23 February, 2075, Shuttle 11, USSS Harriet Tubman, Cape Canaveral, Florida

The first major colonization ship had been built, unsurprisingly, in the United States. Also, unsurprisingly, it had been built by private firms to government specifications. While the European Union was still struggling to apportion widget production between England, Scotland, France, and Germany, and struggling with how much of it to have done in China to make up for the inflated wages demanded by European trade unions (which was another way of saying how much would eventually show up in government revenues, of course, given Europe's confiscatory levels of taxation), America simply acted.

Curiously, no one in the EU screamed, "Unilateralism." They had their reasons for wanting America to be first with practical, large scale, colonization capability.

"Large scale," in this case, meant twenty-five thousand colonists in cryogenic suspension or "deep sleep." Future ships would be larger, approximately twice as large, but—give the imperialist, revanchionist, capitalist, war-mongering, fascist American beasts their due— twenty-five thousand was a nice start. Besides, since the ship was going to be available for lease long before any Euro ship could be expected to be, the bureaucrats who ran the EU had every expectation that it could be, and would be, used to eliminate some of their excess and unwanted population.


Oliver Rogers' flintlock was safely stowed with the baggage. There were better weapons available for those leaving Earth, but none that he could be sure of feeding with ammunition or keeping in repair, on the new world. His animals—one bull, three heifers, two horses, five goats, seven sheep, half a dozen domesticated turkeys, two dozen chickens and a rooster, and two hundred and fourteen embryos, not counting eggs—had already gone up and been put under. Spare arms were up there too, for when his sons grew to manhood.

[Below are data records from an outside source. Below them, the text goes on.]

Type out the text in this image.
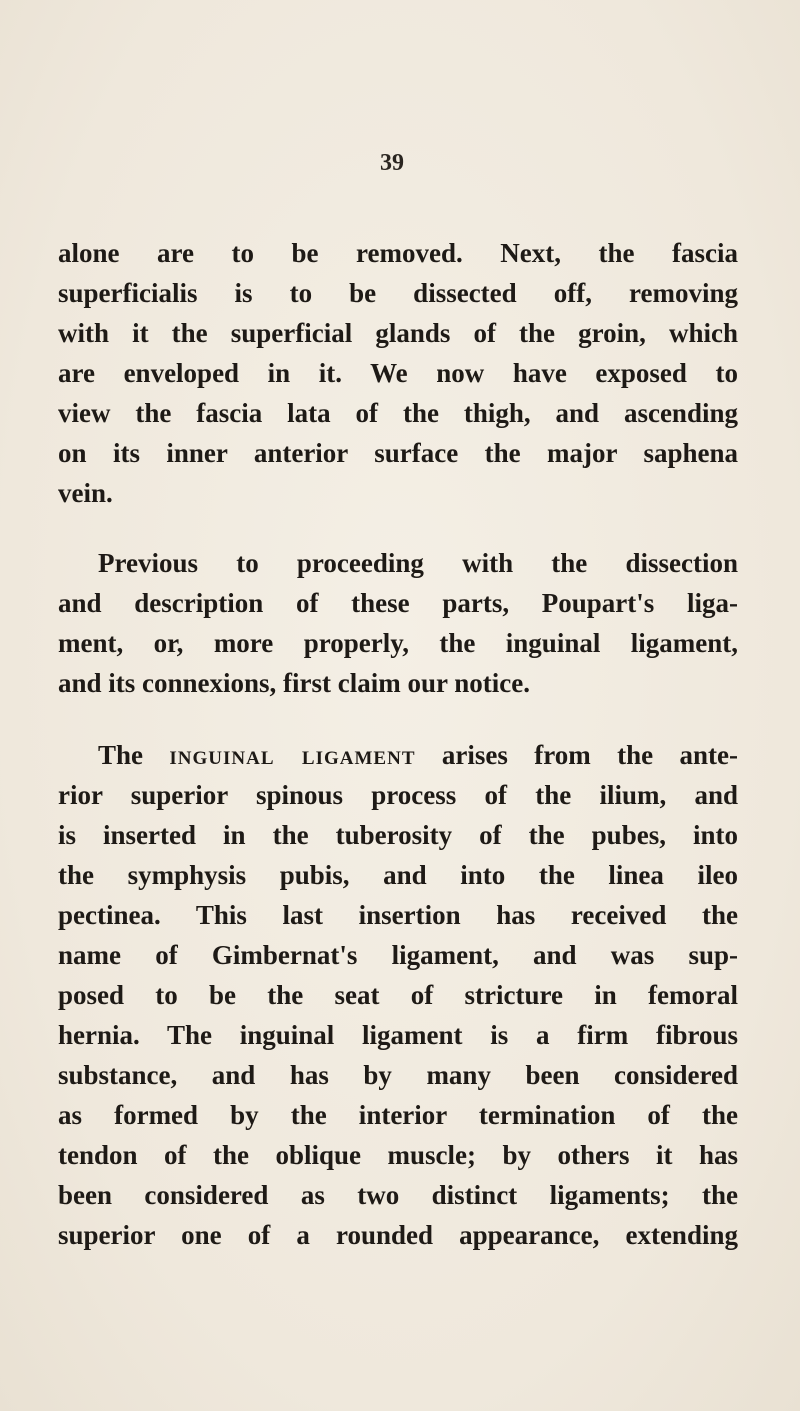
39
alone are to be removed. Next, the fascia
superficialis is to be dissected off, removing
with it the superficial glands of the groin, which
are enveloped in it. We now have exposed to
view the fascia lata of the thigh, and ascending
on its inner anterior surface the major saphena
vein.
Previous to proceeding with the dissection
and description of these parts, Poupart's liga-
ment, or, more properly, the inguinal ligament,
and its connexions, first claim our notice.
The inguinal ligament arises from the ante-
rior superior spinous process of the ilium, and
is inserted in the tuberosity of the pubes, into
the symphysis pubis, and into the linea ileo
pectinea. This last insertion has received the
name of Gimbernat's ligament, and was sup-
posed to be the seat of stricture in femoral
hernia. The inguinal ligament is a firm fibrous
substance, and has by many been considered
as formed by the interior termination of the
tendon of the oblique muscle; by others it has
been considered as two distinct ligaments; the
superior one of a rounded appearance, extending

Rogers' three wives, two of them officially unofficial, and eleven children would go up with him. Perhaps more importantly, from the point of view of the charity that had paid for Rogers' rather extended family's extended trip, along with all those goats and chickens and whatnot would go an eventual fifteen conservative voters (more, really, as all three wives were quite young and very fertile). It was a bargain, from some points of view, even counting shipping their minimal household goods from Idaho to Florida.

"Oh, God, I'm scared, Ollie," said wife number one, Gertrude, as she leaned against her shared husband's arm. "I've never even flown before and now—"

"I know, Gertie," Rogers said, "I know. It's not easy to pick up and leave our roots. But our ancestors have been doing just that for four hundred years or more. A lot more if you count how they got to Europe in the first place, before they came here. It's worked out well enough, so far. And God will watch over his own."

"They used to say that God watches out for fools, drunkards and the United States, too," Gertie objected. "But he's turned his back on the USA."

"And so are we," said Rogers. "Especially since the Senate ratified the Gag Treaty and the President signed it. That was when the United States turned its back on us."

Whatever Gertie was about to say in reply was drowned out by the scream of Shuttle 11 coming in for a landing to board the colonists and take them to a new world and a new life.